Now let's have fun with the model and train it!

In [None]:
torch.cuda.random.manual_seed(2137)
torch.random.manual_seed(2137)

model = deepcopy(model_base).to(device)

loss_fn = nn.CrossEntropyLoss().to(device)
optimizer = optim.Adam(model.parameters(), lr=6e-4)

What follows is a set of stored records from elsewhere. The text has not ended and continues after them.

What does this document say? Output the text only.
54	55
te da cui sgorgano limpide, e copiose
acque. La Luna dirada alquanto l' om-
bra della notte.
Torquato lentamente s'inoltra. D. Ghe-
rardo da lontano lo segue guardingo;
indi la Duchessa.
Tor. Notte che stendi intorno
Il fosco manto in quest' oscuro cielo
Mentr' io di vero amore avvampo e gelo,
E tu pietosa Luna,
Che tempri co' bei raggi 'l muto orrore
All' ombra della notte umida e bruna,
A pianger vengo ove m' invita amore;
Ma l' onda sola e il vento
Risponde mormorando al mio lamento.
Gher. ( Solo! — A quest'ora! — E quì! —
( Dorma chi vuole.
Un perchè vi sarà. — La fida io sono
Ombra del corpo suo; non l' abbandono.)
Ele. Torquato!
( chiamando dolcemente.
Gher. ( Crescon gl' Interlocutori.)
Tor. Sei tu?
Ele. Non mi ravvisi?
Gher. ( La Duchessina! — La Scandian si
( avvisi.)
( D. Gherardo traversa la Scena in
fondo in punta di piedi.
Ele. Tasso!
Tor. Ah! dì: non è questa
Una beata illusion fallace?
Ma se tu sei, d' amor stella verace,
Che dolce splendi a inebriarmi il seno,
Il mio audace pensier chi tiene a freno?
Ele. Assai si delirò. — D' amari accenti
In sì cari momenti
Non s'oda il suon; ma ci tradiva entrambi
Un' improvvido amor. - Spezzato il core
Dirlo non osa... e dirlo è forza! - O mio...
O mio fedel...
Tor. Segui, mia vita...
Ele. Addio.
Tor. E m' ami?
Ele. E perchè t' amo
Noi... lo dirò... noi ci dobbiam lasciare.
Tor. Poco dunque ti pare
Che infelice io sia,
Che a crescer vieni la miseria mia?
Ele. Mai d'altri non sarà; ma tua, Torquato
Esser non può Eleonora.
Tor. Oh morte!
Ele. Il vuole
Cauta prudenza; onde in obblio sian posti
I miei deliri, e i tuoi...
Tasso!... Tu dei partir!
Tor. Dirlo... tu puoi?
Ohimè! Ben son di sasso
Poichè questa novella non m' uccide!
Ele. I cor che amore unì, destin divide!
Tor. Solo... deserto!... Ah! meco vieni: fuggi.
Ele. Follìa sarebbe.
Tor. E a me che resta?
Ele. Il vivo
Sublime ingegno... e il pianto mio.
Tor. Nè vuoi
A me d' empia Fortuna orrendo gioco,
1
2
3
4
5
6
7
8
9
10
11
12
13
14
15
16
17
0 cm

How accurate is our model?

In [None]:
for i in range(10):
    # training
    model.train()
    epochbar = tqdm(loader_train)
    accuracies = []
    losses =[]
    for X, y in epochbar:
        y_pred = model(X)
        _, logits = torch.max(y_pred, 1)
        loss = loss_fn(y_pred, y)
        accuracy = (logits == y).sum().item() / y.nelement()
        optimizer.zero_grad()
        loss.backward()
        optimizer.step()
        accuracies.append(accuracy)
        losses.append(loss.item())
    print(
          f"iter: {i} | " 
          f"train_loss: {np.mean(losses)} | "
          f"train_acc: {np.mean(accuracies)} | "
      )
    
    # testing
    model.eval() # mode where gradients are not computed
    epochbar = tqdm(loader_test)
    accuracies = []
    losses =[]
    for X, y in epochbar:
        y_pred = model(X)
        _, logits = torch.max(y_pred, 1)
        loss = loss_fn(y_pred, y)
        accuracy = (logits == y).sum().item() / y.nelement()
        accuracies.append(accuracy)
        losses.append(loss.item())
    print(
          f"iter: {i} | " 
          f"test_loss: {np.mean(losses)} | "
          f"test_acc: {np.mean(accuracies)} | "
      )